How do breast cancer awareness and wedding professionals go together?
It’s far too common a disease to not try and bring awareness to an industry whose core is love and family. The statistics are staggering—one in seven women will be diagnosed in her lifetime.
I have photographed more than 300 weddings—the odds among my brides alone are depressing. I’ve photographed far too many weddings where either the bride or groom’s mother passed away from breast cancer and a special candle is lit in her honor, a chair left empty, a poem read aloud. It tears at my heart every time and just doesn’t seem right. As a new mother myself, I get ill thinking what if I weren’t, God forbid, alive to attend such a milestone in my own son’s life.
How has Pink Initiative affected your photography business?

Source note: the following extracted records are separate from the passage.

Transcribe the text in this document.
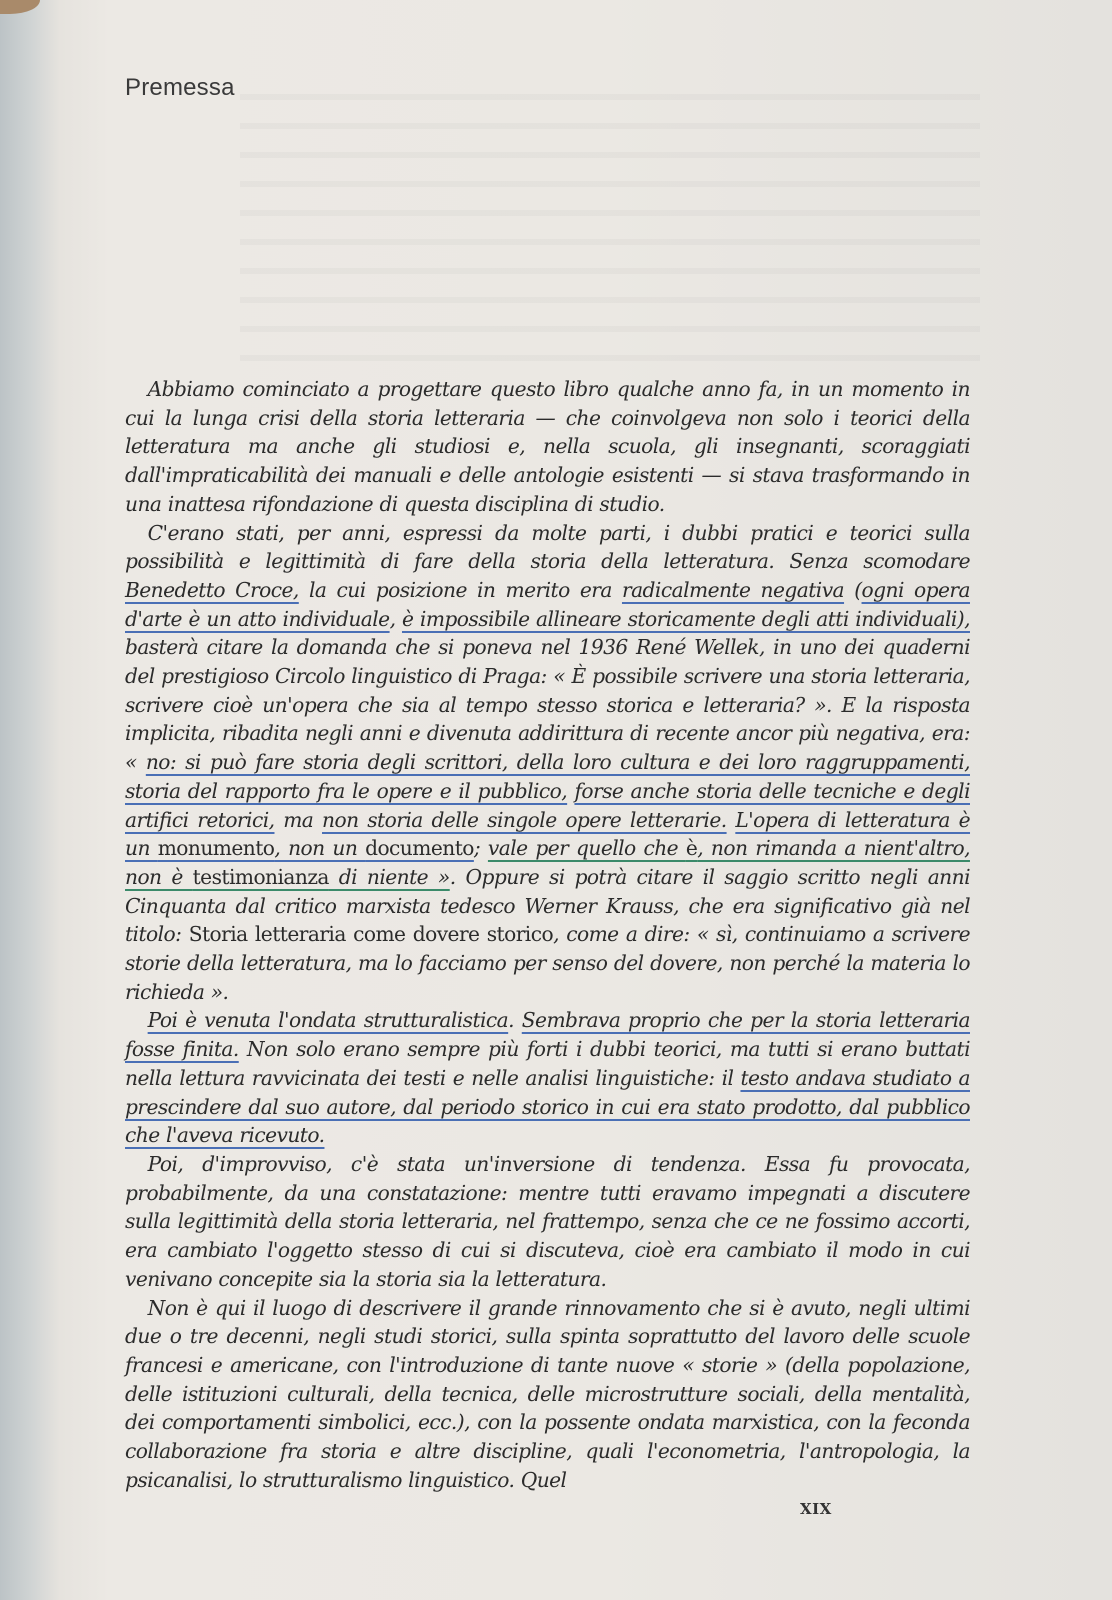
Premessa

 Abbiamo cominciato a progettare questo libro qualche anno fa, in un momento in cui la lunga crisi della storia letteraria — che coinvolgeva non solo i teorici della letteratura ma anche gli studiosi e, nella scuola, gli insegnanti, scoraggiati dall'impraticabilità dei manuali e delle antologie esistenti — si stava trasformando in una inattesa rifondazione di questa disciplina di studio.

 C'erano stati, per anni, espressi da molte parti, i dubbi pratici e teorici sulla possibilità e legittimità di fare della storia della letteratura. Senza scomodare Benedetto Croce, la cui posizione in merito era radicalmente negativa (ogni opera d'arte è un atto individuale, è impossibile allineare storicamente degli atti individuali), basterà citare la domanda che si poneva nel 1936 René Wellek, in uno dei quaderni del prestigioso Circolo linguistico di Praga: « È possibile scrivere una storia letteraria, scrivere cioè un'opera che sia al tempo stesso storica e letteraria? ». E la risposta implicita, ribadita negli anni e divenuta addirittura di recente ancor più negativa, era: « no: si può fare storia degli scrittori, della loro cultura e dei loro raggruppamenti, storia del rapporto fra le opere e il pubblico, forse anche storia delle tecniche e degli artifici retorici, ma non storia delle singole opere letterarie. L'opera di letteratura è un monumento, non un documento; vale per quello che è, non rimanda a nient'altro, non è testimonianza di niente ». Oppure si potrà citare il saggio scritto negli anni Cinquanta dal critico marxista tedesco Werner Krauss, che era significativo già nel titolo: Storia letteraria come dovere storico, come a dire: « sì, continuiamo a scrivere storie della letteratura, ma lo facciamo per senso del dovere, non perché la materia lo richieda ».

 Poi è venuta l'ondata strutturalistica. Sembrava proprio che per la storia letteraria fosse finita. Non solo erano sempre più forti i dubbi teorici, ma tutti si erano buttati nella lettura ravvicinata dei testi e nelle analisi linguistiche: il testo andava studiato a prescindere dal suo autore, dal periodo storico in cui era stato prodotto, dal pubblico che l'aveva ricevuto.

 Poi, d'improvviso, c'è stata un'inversione di tendenza. Essa fu provocata, probabilmente, da una constatazione: mentre tutti eravamo impegnati a discutere sulla legittimità della storia letteraria, nel frattempo, senza che ce ne fossimo accorti, era cambiato l'oggetto stesso di cui si discuteva, cioè era cambiato il modo in cui venivano concepite sia la storia sia la letteratura.

 Non è qui il luogo di descrivere il grande rinnovamento che si è avuto, negli ultimi due o tre decenni, negli studi storici, sulla spinta soprattutto del lavoro delle scuole francesi e americane, con l'introduzione di tante nuove « storie » (della popolazione, delle istituzioni culturali, della tecnica, delle microstrutture sociali, della mentalità, dei comportamenti simbolici, ecc.), con la possente ondata marxistica, con la feconda collaborazione fra storia e altre discipline, quali l'econometria, l'antropologia, la psicanalisi, lo strutturalismo linguistico. Quel

XIX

I have always donated part of my income to breast cancer research, so that part hasn’t changed. There was never any other motivation other than an urgent need to want to do more. I adore the sense of community our non-profit has created around this particular issue and am bowled over by the love, generosity, and dedication our membership shares. When I shop, I am inclined to do so if I know part of what I am purchasing will support the greater good. Emilie inc. tends to attract clients who feel the same and are proud of what we do for breast cancer fundraising.
How long have you been working on Pink Initiative? What is your overall goal?
We have been in existence since October 2008. We simply want to bring breast cancer awareness to the wedding world and empower our membership to host grassroots events within their own community to spread our message even further. Members have organized golf tournaments, portrait marathons, networking cocktail parties, and more.
Each year we choose a different recipient to receive the funds we have raised during that calendar year. Last year we hosted a mobile mammography van day through the Dana-Farber Cancer Institute in Boston. Free mammograms were given to 35 women who otherwise couldn’t have afforded the test. Five scans showed abnormal results. FIVE. We potentially saved five lives that day. To me, though simple in scope, that was an enormously successful day.
Why should other people (freelancers, creatives) find a mission or organization to volunteer for?
Creatives are typically very passionate people, so finding an outlet to volunteer is a natural extension of their work, it is not forced. Giving and sharing of yourself beyond your occupation title provides a nice balance in an otherwise work-work-work centric lifestyle.